晏晗奉完茶,跪下三叩拜,等着周老夫人的礼赏。
这时候一般都会是一对儿镯子,或者玉佩等,总之只得是成双成对的,寓意不言而喻。
果然,周老夫人示意一旁的月红捧上来一只锦盒。
“我不怎么出门,近些年盛京中流行的玩意儿也不清楚,只在箱封里找到这一对釉白玉的镯子,虽然不算十分贵重,可到底是我早年的陪嫁,只期盼你早日为谢家诞下子嗣,开枝散叶,繁茂后世。”
接下来是侯爷与侯夫人李氏。
可谢旴不在家。
李氏听了方才周老夫人嘱咐的话,加上丈夫不在身边,此时脸色十分不好,浅啄了一口茶水,按礼送了四只苏绣的扇子、一套赤金贴的头面。

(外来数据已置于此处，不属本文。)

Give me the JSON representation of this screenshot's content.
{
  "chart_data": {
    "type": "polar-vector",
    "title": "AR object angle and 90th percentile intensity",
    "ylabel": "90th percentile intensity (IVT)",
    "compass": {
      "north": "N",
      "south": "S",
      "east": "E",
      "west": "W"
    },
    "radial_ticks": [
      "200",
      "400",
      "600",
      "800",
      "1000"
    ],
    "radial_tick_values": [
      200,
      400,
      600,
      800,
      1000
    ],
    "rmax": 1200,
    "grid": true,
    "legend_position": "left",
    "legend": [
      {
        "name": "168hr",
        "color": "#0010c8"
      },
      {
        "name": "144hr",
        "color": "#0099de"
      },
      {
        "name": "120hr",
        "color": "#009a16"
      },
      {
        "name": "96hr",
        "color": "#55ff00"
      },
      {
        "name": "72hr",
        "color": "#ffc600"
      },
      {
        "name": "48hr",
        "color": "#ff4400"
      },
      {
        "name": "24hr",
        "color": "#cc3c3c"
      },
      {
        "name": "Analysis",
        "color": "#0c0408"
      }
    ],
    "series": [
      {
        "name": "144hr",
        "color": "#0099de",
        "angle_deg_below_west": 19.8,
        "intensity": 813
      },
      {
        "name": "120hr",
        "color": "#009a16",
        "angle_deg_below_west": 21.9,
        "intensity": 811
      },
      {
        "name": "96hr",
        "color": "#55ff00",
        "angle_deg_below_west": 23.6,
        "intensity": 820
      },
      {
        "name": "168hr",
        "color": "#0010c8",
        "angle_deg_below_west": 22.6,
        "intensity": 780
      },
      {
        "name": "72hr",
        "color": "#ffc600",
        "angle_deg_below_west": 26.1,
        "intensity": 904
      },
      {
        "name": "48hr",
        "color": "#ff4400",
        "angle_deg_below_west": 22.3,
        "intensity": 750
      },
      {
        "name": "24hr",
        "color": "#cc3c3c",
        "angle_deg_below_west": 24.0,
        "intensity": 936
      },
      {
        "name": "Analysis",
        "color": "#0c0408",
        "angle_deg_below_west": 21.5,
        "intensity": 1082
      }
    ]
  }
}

二房的蒋氏见周老夫人与李氏都这般大方,只心道自己没准备错,这才安下了心。
一番见礼奉茶后,晏晗退下去温顺地坐在谢昭手边的凳子上。
见长子不在,周老夫人的脸色比起李氏好不到哪里去,刚想张口到其他话题上去,没想到有人比她更快一步。
“今日大事,为何大哥不在府中?莫非......昨夜便没回?”谢昭唇角含笑地望向李氏。
李氏神色一僵,勉强回了个笑脸:“小叔怎说这话,侯爷他昨夜的确是在东院,东院的婆子丫鬟们可都是瞧见的。”
周老夫人瞥了一眼谢昭,接过话道:“你近两日新婚大喜着不知,旴儿在知事院谋了个差,正巧碰上你
遇喜,那头又新任繁忙怕你多想,所以没跟你说明。”
谢旴在知事院的差事?
谢昭眉头一挑,这事他倒是不太清楚。
谢云方见堂中气氛有些不对劲,只上赶着打哈哈:“大侄子上进是好事,二哥儿你总不能只顾着自己加官进爵,这种事上也该预先想着提携提携家里头,而非让大侄子自己个去求人托关系,这亲疏分离地,旁人只当咱们谢家内斗不和了,是不是这个道理?”
这话说的露骨,不单是谢昭品出这位二叔的潜台词,连晏晗也心中有数。
蒋氏毕竟是女人心思细,瞅见堂上的周老夫人眼皮子都没动一动,反倒是对面下座的二哥儿夫妇皆是表着微笑,也不搭话,就这么晾着场子,实在是诡异的慌。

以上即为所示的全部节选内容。